The Eastern District of Texas remains one of the most active patent litigation venues in the country, and Magistrate Judge Payne’s three-order cluster offers a snapshot of how the court applies the Daubert framework to the most common categories of expert testimony in patent trials: damages (reasonable royalty), invalidity (anticipation and written description), and technology alternatives. The paired exclusions for rebuttal-only disclosures in two of the three orders send a clear signal to litigants: E.D. Texas Local Patent Rules mean what they say, and late-breaking expert opinions — even if substantively sound — will be cut.

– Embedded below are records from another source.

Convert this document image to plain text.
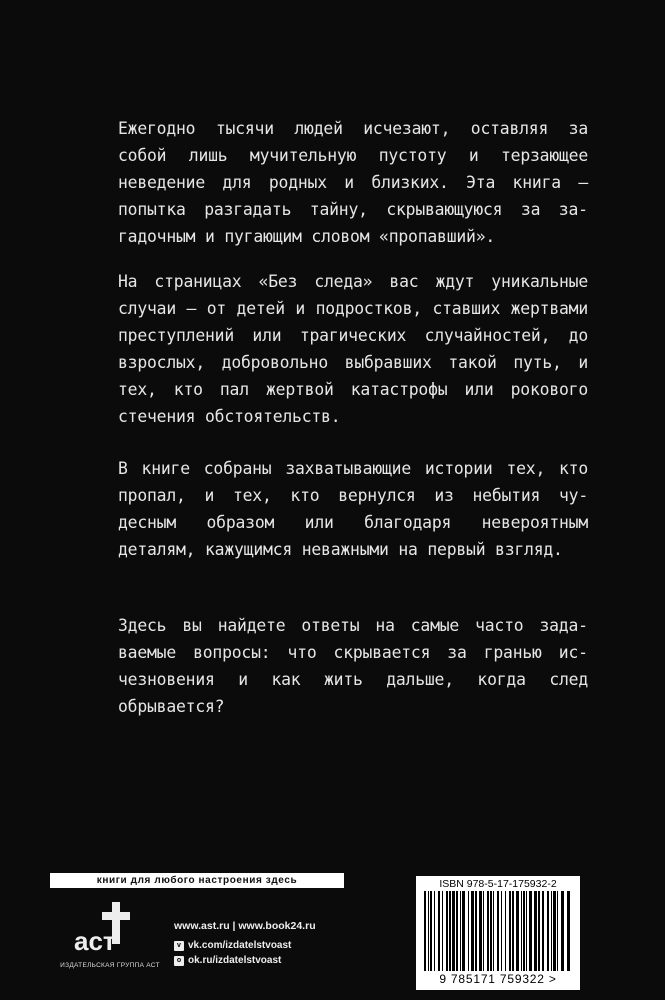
Ежегодно тысячи людей исчезают, оставляя за собой лишь мучительную пустоту и терзающее неведение для родных и близких. Эта книга — попытка разгадать тайну, скрывающуюся за загадочным и пугающим словом «пропавший».

На страницах «Без следа» вас ждут уникальные случаи — от детей и подростков, ставших жертвами преступлений или трагических случайностей, до взрослых, добровольно выбравших такой путь, и тех, кто пал жертвой катастрофы или рокового стечения обстоятельств.

В книге собраны захватывающие истории тех, кто пропал, и тех, кто вернулся из небытия чу- десным образом или благодаря невероятным деталям, кажущимся неважными на первый взгляд.

Здесь вы найдете ответы на самые часто задаваемые вопросы: что скрывается за гранью исчезновения и как жить дальше, когда след обрывается?

книги для любого настроения здесь
аст
ИЗДАТЕЛЬСКАЯ ГРУППА АСТ
www.ast.ru | www.book24.ru
v vk.com/izdatelstvoast
o ok.ru/izdatelstvoast
ISBN 978-5-17-175932-2
9 785171 759322 >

For companies on either side of a patent dispute in this jurisdiction, the lesson is consistent: disclose early, disclose completely, and assume the opponent will move to strike anything that surfaces only in reply. Practitioners advising clients on patent litigation strategy in E.D. Texas should build comprehensive expert reports at the opening stage, treating the rebuttal phase as a place to respond to the other side’s theories — not introduce new ones.